Assessing Emergency Care

Emergency care provided in 80% of the states earned mediocre or near failing grades according to the first-ever National Report Card on the State of Emergency Medicine, conducted by the American College of Emergency Physicians. Overall, the nation's emergency medical care system received a grade of C-. Half the states provided less-than-average support for their emergency medical systems, earning poor or near-failing grades. No state received an overall A grade, although the highest overall B grades were given to California, ranked first in the nation, followed by Massachusetts, Connecticut, and the District of Columbia. Arkansas, Idaho, and Utah had the weakest systems, receiving the worst overall grade of D. Emergency care suffers from overcrowding, declining access, high liability costs, and a dwindling capacity to deal with public health or terrorist disasters, the report stated. “Americans assume they will receive lifesaving emergency care when and where they need it, but increasingly this isn't the case,” said Dr. Frederick C. Blum, ACEP president. “In a nation that has prided itself on providing the highest-quality medical care in the world, anything less than an A is unacceptable.”

Evidence-Based Research

More cost-effectiveness studies are needed to evaluate public health interventions, according to Barbara K. Rimer, Dr.P.H., a member of the Task Force on Community Preventive Services who spoke at an audioconference sponsored by AcademyHealth, Washington. The task force is an independent, nonfederal group that was convened by the Department of Health and Human Services and is supported by staff from the Centers for Disease Control and Prevention and other public and private partners. Cost information is especially important as groups have to make decisions about scarce resources, she said.

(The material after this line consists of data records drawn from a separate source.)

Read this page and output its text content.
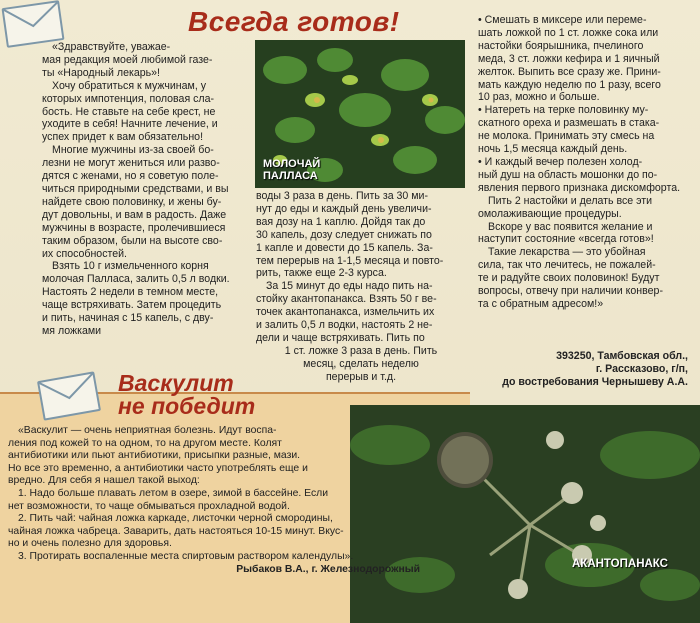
Всегда готов!
«Здравствуйте, уважае-
мая редакция моей любимой газе-
ты «Народный лекарь»!
Хочу обратиться к мужчинам, у
которых импотенция, половая сла-
бость. Не ставьте на себе крест, не
уходите в себя! Начните лечение, и
успех придет к вам обязательно!
Многие мужчины из-за своей бо-
лезни не могут жениться или разво-
дятся с женами, но я советую поле-
читься природными средствами, и вы
найдете свою половинку, и жены бу-
дут довольны, и вам в радость. Даже
мужчины в возрасте, пролечившиеся
таким образом, были на высоте сво-
их способностей.
Взять 10 г измельченного корня
молочая Палласа, залить 0,5 л водки.
Настоять 2 недели в темном месте,
чаще встряхивать. Затем процедить
и пить, начиная с 15 капель, с дву-
мя ложками
МОЛОЧАЙ
ПАЛЛАСА
воды 3 раза в день. Пить за 30 ми-
нут до еды и каждый день увеличи-
вая дозу на 1 каплю. Дойдя так до
30 капель, дозу следует снижать по
1 капле и довести до 15 капель. За-
тем перерыв на 1-1,5 месяца и повто-
рить, также еще 2-3 курса.
За 15 минут до еды надо пить на-
стойку акантопанакса. Взять 50 г ве-
точек акантопанакса, измельчить их
и залить 0,5 л водки, настоять 2 не-
дели и чаще встряхивать. Пить по
1 ст. ложке 3 раза в день. Пить
месяц, сделать неделю
перерыв и т.д.
• Смешать в миксере или переме-
шать ложкой по 1 ст. ложке сока или
настойки боярышника, пчелиного
меда, 3 ст. ложки кефира и 1 яичный
желток. Выпить все сразу же. Прини-
мать каждую неделю по 1 разу, всего
10 раз, можно и больше.
• Натереть на терке половинку му-
скатного ореха и размешать в стака-
не молока. Принимать эту смесь на
ночь 1,5 месяца каждый день.
• И каждый вечер полезен холод-
ный душ на область мошонки до по-
явления первого признака дискомфорта.
Пить 2 настойки и делать все эти
омолаживающие процедуры.
Вскоре у вас появится желание и
наступит состояние «всегда готов»!
Такие лекарства — это убойная
сила, так что лечитесь, не пожалей-
те и радуйте своих половинок! Будут
вопросы, отвечу при наличии конвер-
та с обратным адресом!»
393250, Тамбовская обл.,
г. Рассказово, г/п,
до востребования Чернышеву А.А.
АКАНТОПАНАКС
Васкулит
не победит
«Васкулит — очень неприятная болезнь. Идут воспа-
ления под кожей то на одном, то на другом месте. Колят
антибиотики или пьют антибиотики, присыпки разные, мази.
Но все это временно, а антибиотики часто употреблять еще и
вредно. Для себя я нашел такой выход:
1. Надо больше плавать летом в озере, зимой в бассейне. Если
нет возможности, то чаще обмываться прохладной водой.
2. Пить чай: чайная ложка каркаде, листочки черной смородины,
чайная ложка чабреца. Заварить, дать настояться 10-15 минут. Вкус-
но и очень полезно для здоровья.
3. Протирать воспаленные места спиртовым раствором календулы».
Рыбаков В.А., г. Железнодорожный
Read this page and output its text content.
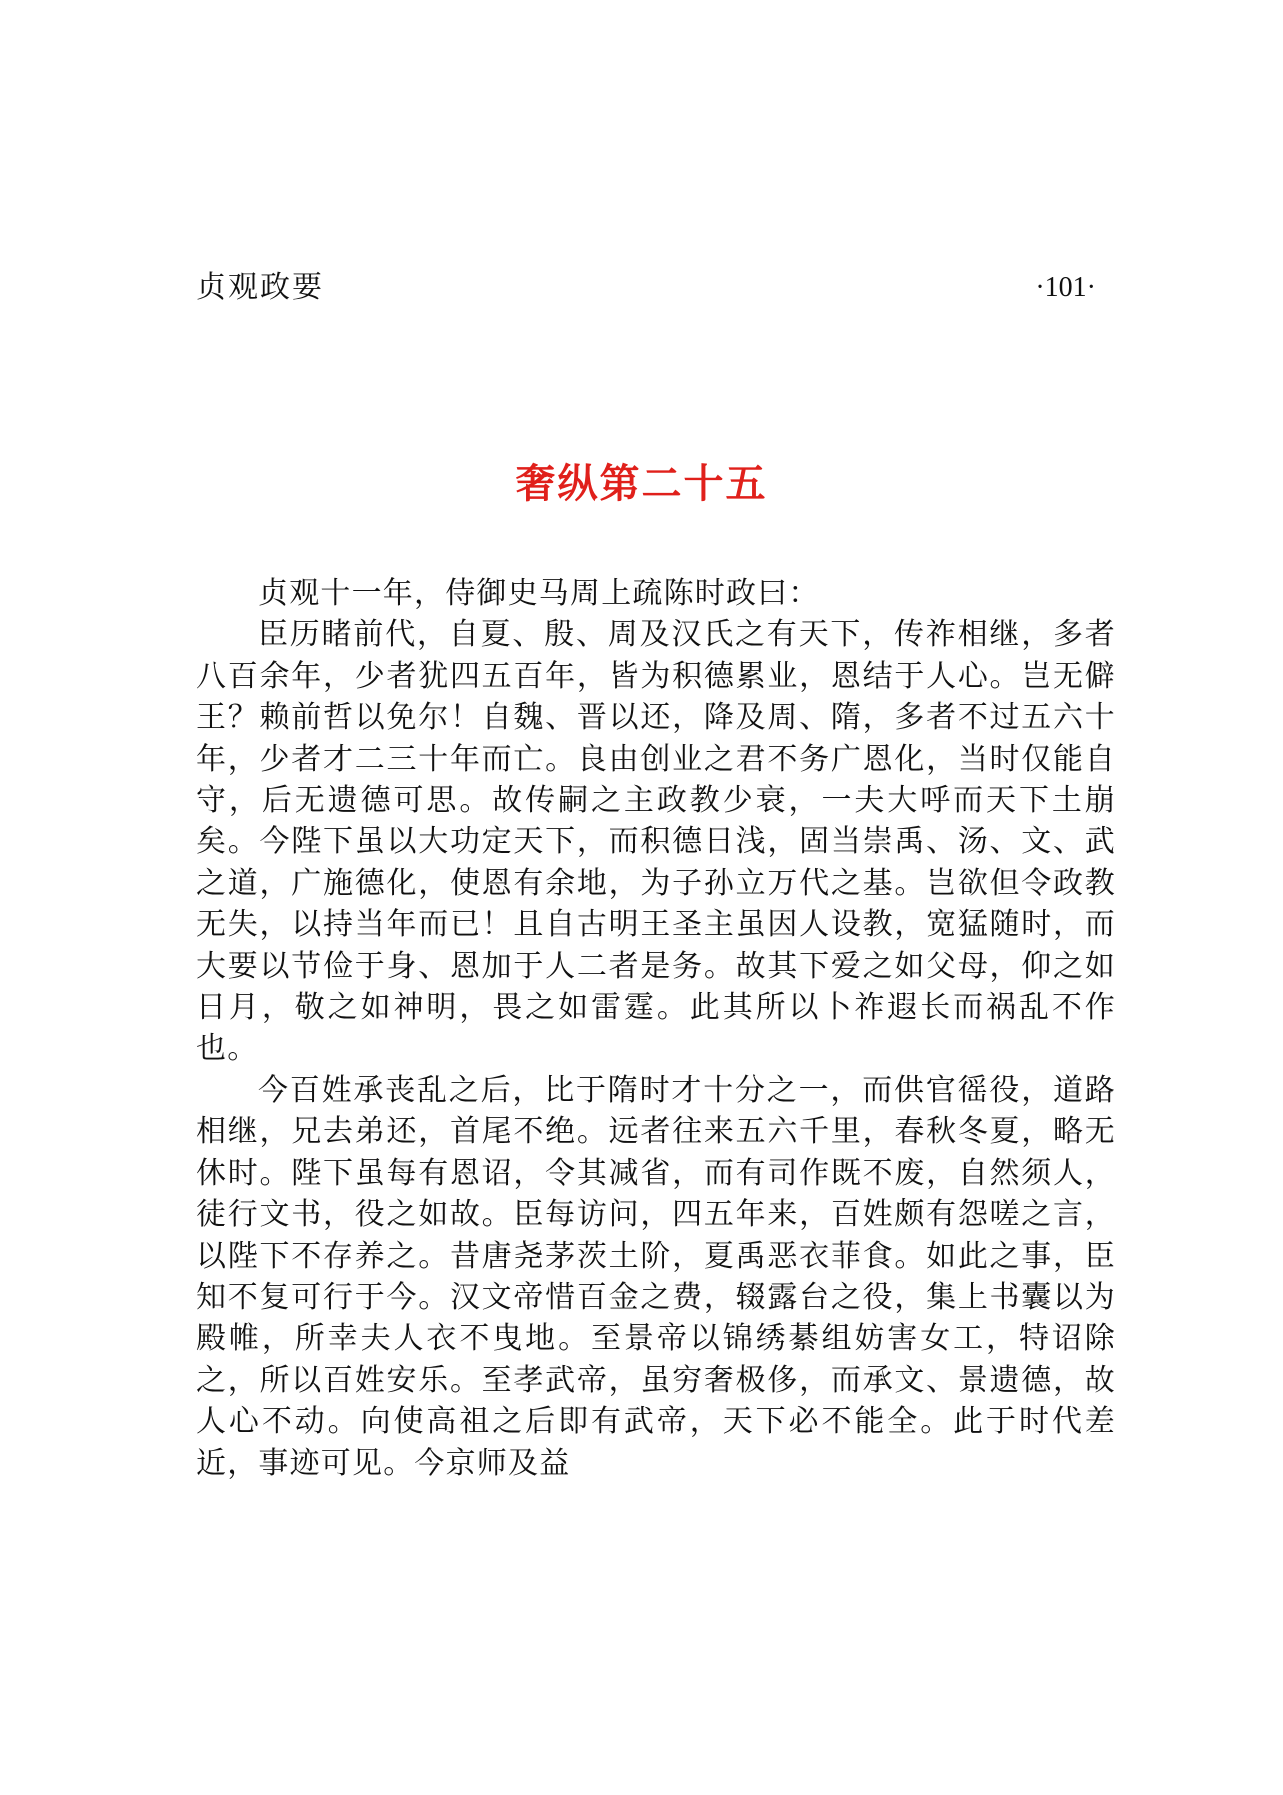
贞观政要	·101·
奢纵第二十五

贞观十一年，侍御史马周上疏陈时政曰：

臣历睹前代，自夏、殷、周及汉氏之有天下，传祚相继，多者八百余年，少者犹四五百年，皆为积德累业，恩结于人心。岂无僻王？赖前哲以免尔！自魏、晋以还，降及周、隋，多者不过五六十年，少者才二三十年而亡。良由创业之君不务广恩化，当时仅能自守，后无遗德可思。故传嗣之主政教少衰，一夫大呼而天下土崩矣。今陛下虽以大功定天下，而积德日浅，固当崇禹、汤、文、武之道，广施德化，使恩有余地，为子孙立万代之基。岂欲但令政教无失，以持当年而已！且自古明王圣主虽因人设教，宽猛随时，而大要以节俭于身、恩加于人二者是务。故其下爱之如父母，仰之如日月，敬之如神明，畏之如雷霆。此其所以卜祚遐长而祸乱不作也。

今百姓承丧乱之后，比于隋时才十分之一，而供官徭役，道路相继，兄去弟还，首尾不绝。远者往来五六千里，春秋冬夏，略无休时。陛下虽每有恩诏，令其减省，而有司作既不废，自然须人，徒行文书，役之如故。臣每访问，四五年来，百姓颇有怨嗟之言，以陛下不存养之。昔唐尧茅茨土阶，夏禹恶衣菲食。如此之事，臣知不复可行于今。汉文帝惜百金之费，辍露台之役，集上书囊以为殿帷，所幸夫人衣不曳地。至景帝以锦绣綦组妨害女工，特诏除之，所以百姓安乐。至孝武帝，虽穷奢极侈，而承文、景遗德，故人心不动。向使高祖之后即有武帝，天下必不能全。此于时代差近，事迹可见。今京师及益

There are a number of areas where researchers can build on existing evidence-based public health research, said Dr. Rimer, who is also the dean of the school of public health at the University of North Carolina in Chapel Hill. For example, researchers should evaluate what are the most effective sites for public health interventions and which providers are more effective in delivering those interventions. There are also unanswered questions about the best duration for proven approaches such as disease screening, she said.